Apple has set up a device called iTunes U. This can be accessed on any computer that has iTunes as well as on the iPad and indeed the iPhone. With iTunes U, you can read, hear, see and experience university-level courses from a large selection of universities worldwide which are usually offered for free.
For example, right now I am taking two courses on my iPad. One is from Oxford University and is entitled The Nature of Arguments: Critical Reasoning; and the other is a series of science lectures offered by Clemson University in South Carolina.
Of course this kind of online learning is not a substitute for participation in a degree programme, but it offers access to some of the world’s best academic courses, either to stimulate our interest or to supplement something we are already doing.
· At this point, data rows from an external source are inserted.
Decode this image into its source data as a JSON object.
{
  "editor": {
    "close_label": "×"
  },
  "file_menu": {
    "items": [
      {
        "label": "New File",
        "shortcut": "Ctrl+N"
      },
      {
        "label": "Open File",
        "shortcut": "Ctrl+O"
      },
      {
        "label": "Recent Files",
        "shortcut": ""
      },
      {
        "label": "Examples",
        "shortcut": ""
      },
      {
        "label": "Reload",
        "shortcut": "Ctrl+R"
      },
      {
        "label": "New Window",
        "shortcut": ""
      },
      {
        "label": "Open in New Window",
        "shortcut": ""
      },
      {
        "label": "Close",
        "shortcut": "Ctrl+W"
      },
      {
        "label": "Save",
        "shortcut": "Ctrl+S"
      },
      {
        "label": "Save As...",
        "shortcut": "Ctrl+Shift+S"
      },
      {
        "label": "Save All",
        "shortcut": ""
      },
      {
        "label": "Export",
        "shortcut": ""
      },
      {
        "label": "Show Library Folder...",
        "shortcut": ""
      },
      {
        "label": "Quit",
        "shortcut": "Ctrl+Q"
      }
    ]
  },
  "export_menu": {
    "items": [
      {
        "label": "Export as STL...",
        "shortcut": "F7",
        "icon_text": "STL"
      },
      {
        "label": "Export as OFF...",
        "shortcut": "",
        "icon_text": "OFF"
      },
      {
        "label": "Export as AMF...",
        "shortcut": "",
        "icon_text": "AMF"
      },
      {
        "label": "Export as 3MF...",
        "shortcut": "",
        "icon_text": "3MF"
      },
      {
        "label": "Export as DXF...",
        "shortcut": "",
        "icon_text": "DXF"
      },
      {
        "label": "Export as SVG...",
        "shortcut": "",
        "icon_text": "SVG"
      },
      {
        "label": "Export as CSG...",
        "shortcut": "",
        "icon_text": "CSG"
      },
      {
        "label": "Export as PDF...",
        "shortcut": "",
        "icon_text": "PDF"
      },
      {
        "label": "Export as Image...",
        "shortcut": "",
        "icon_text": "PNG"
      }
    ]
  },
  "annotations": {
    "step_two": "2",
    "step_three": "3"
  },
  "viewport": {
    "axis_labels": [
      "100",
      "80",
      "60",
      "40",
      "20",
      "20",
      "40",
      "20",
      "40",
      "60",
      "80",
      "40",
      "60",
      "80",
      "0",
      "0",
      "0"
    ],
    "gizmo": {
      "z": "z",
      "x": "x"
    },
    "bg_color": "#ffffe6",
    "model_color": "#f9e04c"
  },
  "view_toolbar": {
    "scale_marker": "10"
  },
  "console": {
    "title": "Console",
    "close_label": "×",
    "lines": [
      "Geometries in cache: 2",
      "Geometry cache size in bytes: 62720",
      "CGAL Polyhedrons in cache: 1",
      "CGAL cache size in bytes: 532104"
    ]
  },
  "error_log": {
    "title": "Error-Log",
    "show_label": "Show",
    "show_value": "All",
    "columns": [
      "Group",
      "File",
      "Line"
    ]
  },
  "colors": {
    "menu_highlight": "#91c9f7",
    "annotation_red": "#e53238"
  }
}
Furthermore, with the iPad (and similar devices) it is now easy to access this anywhere and everywhere. But perhaps more particularly, the rapidly developing technology is allowing us to look again at whether our very traditional approach to university-level learning could now be brought up to date.
I may not be a fan of the Powerpoint-for-the-sake-of-it approach (as I outlined two weeks ago) but I am a strong believer in the use of new learning technologies.
One of the things we are all beginning to see is that platforms developed for leisure purposes, including social networking, can be harnessed for teaching. The iPad is one such innovation that we should begin to use seriously.
By the way, this piece was written on my iPad.